Butler has his supporters. “He’s mighty among men,” says Rosa Lawrence, a former aide to Butler who now works for the think tank PolicyLink. “He never kowtowed to Giuliani. That’s what I respect him for more than anything.”
“It’s certainly not Butler’s fault that we didn’t win,” says Ott. “The difficulty is that he serves the poorest constituency and nobody gives a damn about the poor.” Indeed, no one thinks Local 420 could have emerged unscathed from the last decade. Even Gotbaum does not blame Butler for failing to stop the Giuliani juggernaut. “Privatization has diminished his membership,” says Gotbaum. “Not bad leadership.”
But other longtime supporters are starting to say that it’s time for Butler to move on. Says David Jones of the Community Service Society, a consistent ally, “This union needs an infusion of new people and ideas,” says Jones. “Jim fought brilliantly in the Sydenham controversy, but this is going to be a new time and it’s going to need new people coming up through the ranks to take leadership.” Other health care experts believe the union might have sustained less damage with a forward-thinking leader who could have contributed to a discussion of how to make public hospitals financially viable.

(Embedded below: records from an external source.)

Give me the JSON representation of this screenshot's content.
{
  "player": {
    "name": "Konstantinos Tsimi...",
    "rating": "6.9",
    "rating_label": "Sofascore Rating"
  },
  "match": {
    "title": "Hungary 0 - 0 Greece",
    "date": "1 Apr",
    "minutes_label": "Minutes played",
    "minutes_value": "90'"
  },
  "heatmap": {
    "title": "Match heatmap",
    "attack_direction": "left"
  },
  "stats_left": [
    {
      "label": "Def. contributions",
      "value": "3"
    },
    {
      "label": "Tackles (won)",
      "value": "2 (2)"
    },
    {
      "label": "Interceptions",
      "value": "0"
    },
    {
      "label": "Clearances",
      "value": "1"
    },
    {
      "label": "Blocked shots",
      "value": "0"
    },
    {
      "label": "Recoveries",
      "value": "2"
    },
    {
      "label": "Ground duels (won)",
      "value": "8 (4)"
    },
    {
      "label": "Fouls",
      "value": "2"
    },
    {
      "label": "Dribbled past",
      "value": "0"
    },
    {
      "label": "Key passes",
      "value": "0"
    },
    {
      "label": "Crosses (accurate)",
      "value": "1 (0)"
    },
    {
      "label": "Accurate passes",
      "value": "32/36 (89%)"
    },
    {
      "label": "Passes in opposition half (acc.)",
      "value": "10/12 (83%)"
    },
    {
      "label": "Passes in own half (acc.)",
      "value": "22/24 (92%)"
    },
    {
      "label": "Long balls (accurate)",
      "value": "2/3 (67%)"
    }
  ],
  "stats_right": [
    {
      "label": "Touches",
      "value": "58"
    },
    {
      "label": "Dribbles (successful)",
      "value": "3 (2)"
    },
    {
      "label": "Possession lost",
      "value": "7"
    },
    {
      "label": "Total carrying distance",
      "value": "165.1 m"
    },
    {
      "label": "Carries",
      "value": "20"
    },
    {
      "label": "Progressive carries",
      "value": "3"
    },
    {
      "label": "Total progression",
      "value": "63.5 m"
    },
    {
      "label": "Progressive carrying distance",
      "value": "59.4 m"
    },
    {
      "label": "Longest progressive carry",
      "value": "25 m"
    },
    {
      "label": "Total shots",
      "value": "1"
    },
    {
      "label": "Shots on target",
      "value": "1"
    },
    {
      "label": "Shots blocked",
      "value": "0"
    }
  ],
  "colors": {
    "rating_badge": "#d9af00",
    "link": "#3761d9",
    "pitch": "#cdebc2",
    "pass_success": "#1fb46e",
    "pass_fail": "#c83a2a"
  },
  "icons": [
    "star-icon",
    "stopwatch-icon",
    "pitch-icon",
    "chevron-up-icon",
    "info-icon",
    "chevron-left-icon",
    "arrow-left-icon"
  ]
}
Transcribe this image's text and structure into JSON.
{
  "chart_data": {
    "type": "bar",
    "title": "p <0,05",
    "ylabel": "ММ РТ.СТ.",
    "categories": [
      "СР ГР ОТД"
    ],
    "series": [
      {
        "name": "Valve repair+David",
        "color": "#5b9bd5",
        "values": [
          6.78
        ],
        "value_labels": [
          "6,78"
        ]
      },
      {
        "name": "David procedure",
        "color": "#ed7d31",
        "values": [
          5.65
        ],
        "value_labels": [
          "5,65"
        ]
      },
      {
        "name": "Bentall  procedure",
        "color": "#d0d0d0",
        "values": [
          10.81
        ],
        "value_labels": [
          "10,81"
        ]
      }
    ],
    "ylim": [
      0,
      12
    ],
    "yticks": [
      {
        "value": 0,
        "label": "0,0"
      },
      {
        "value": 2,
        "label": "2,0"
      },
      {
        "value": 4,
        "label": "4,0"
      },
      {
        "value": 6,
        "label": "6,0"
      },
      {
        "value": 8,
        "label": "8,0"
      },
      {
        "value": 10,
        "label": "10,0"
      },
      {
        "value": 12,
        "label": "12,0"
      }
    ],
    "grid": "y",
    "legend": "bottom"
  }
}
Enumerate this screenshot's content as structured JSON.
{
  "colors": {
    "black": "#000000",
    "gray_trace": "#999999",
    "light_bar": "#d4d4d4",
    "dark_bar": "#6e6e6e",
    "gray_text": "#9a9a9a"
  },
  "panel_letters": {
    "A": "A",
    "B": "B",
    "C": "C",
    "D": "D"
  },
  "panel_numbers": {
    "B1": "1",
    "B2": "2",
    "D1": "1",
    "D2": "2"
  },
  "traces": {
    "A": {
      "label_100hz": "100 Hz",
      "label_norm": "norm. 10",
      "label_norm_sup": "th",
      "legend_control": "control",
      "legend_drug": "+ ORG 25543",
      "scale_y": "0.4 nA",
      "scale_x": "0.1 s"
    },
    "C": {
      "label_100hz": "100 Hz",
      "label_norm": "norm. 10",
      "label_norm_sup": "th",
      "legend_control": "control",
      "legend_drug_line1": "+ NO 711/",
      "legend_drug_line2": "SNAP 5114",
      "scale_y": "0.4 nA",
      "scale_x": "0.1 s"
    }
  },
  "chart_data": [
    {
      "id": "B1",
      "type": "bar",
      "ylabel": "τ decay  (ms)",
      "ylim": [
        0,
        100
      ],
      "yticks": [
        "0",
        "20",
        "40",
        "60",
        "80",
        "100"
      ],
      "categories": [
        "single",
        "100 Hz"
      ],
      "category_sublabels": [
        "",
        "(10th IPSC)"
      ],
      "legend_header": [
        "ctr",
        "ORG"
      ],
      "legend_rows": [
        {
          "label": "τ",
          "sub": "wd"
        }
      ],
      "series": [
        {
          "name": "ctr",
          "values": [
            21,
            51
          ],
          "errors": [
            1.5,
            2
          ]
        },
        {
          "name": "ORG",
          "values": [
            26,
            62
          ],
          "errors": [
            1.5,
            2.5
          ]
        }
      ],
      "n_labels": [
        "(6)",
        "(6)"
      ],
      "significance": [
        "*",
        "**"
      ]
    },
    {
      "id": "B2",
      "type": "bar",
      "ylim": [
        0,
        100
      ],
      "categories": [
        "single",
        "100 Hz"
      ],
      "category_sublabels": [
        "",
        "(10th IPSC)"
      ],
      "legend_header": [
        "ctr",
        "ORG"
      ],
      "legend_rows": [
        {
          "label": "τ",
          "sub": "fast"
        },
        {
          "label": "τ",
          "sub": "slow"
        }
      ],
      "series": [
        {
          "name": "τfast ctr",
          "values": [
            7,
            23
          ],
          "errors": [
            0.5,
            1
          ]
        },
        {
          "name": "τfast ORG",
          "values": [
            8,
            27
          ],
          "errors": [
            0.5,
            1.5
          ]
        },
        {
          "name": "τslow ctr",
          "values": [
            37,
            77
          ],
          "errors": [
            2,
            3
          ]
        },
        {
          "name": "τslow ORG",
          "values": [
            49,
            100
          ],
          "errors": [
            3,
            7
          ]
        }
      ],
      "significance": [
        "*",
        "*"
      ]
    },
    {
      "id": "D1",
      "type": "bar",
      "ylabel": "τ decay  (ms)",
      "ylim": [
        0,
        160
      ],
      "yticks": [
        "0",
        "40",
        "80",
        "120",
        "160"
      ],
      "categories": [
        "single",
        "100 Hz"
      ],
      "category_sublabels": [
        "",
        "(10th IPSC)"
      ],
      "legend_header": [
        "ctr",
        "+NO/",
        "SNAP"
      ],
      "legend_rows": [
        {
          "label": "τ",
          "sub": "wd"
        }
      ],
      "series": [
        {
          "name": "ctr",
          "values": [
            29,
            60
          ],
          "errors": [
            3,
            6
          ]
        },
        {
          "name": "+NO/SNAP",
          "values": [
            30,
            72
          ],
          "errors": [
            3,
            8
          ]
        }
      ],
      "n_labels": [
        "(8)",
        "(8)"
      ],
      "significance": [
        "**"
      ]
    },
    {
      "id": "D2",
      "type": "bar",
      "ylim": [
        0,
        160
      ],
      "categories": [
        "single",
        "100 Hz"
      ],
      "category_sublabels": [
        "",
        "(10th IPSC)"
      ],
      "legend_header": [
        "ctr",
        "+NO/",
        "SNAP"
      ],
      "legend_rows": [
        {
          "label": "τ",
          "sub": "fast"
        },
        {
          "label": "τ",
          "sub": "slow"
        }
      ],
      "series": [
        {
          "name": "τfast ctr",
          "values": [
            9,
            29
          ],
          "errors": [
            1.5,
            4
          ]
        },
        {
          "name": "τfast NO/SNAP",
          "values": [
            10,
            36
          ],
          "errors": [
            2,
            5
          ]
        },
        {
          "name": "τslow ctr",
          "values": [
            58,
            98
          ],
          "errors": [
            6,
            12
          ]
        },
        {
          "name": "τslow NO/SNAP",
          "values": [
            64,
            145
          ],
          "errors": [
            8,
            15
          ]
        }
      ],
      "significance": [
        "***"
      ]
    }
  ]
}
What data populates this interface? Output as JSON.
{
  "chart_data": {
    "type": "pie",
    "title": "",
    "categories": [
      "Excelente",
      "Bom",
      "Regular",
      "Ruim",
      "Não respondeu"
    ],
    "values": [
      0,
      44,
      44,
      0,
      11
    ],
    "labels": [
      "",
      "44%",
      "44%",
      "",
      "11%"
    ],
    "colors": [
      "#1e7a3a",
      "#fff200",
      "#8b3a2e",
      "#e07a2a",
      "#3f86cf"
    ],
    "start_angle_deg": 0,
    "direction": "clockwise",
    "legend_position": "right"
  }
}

One thing is sure: No matter who wins Local 420’s February elections, they’re going to face the same fight Butler did. It is unlikely that the city’s financial contribution to the hospital system will go back to anywhere near what it was before Giuliani took office. If history is any guide, Butler is going to fight for his job just as hard as he’s fought for the hospitals. “Everyone knows that Jim Butler is not well at all, but he just holds on and holds on,” says Gotbaum. “When Sipser died not too long ago,” he says, referring to the local’s loyal old attorney, the father of its current lawyer, “I thought Butler would finally pack it in. My assumption now is that they will carry him out.”
Deidre McFadyen is a reporter for The Chief.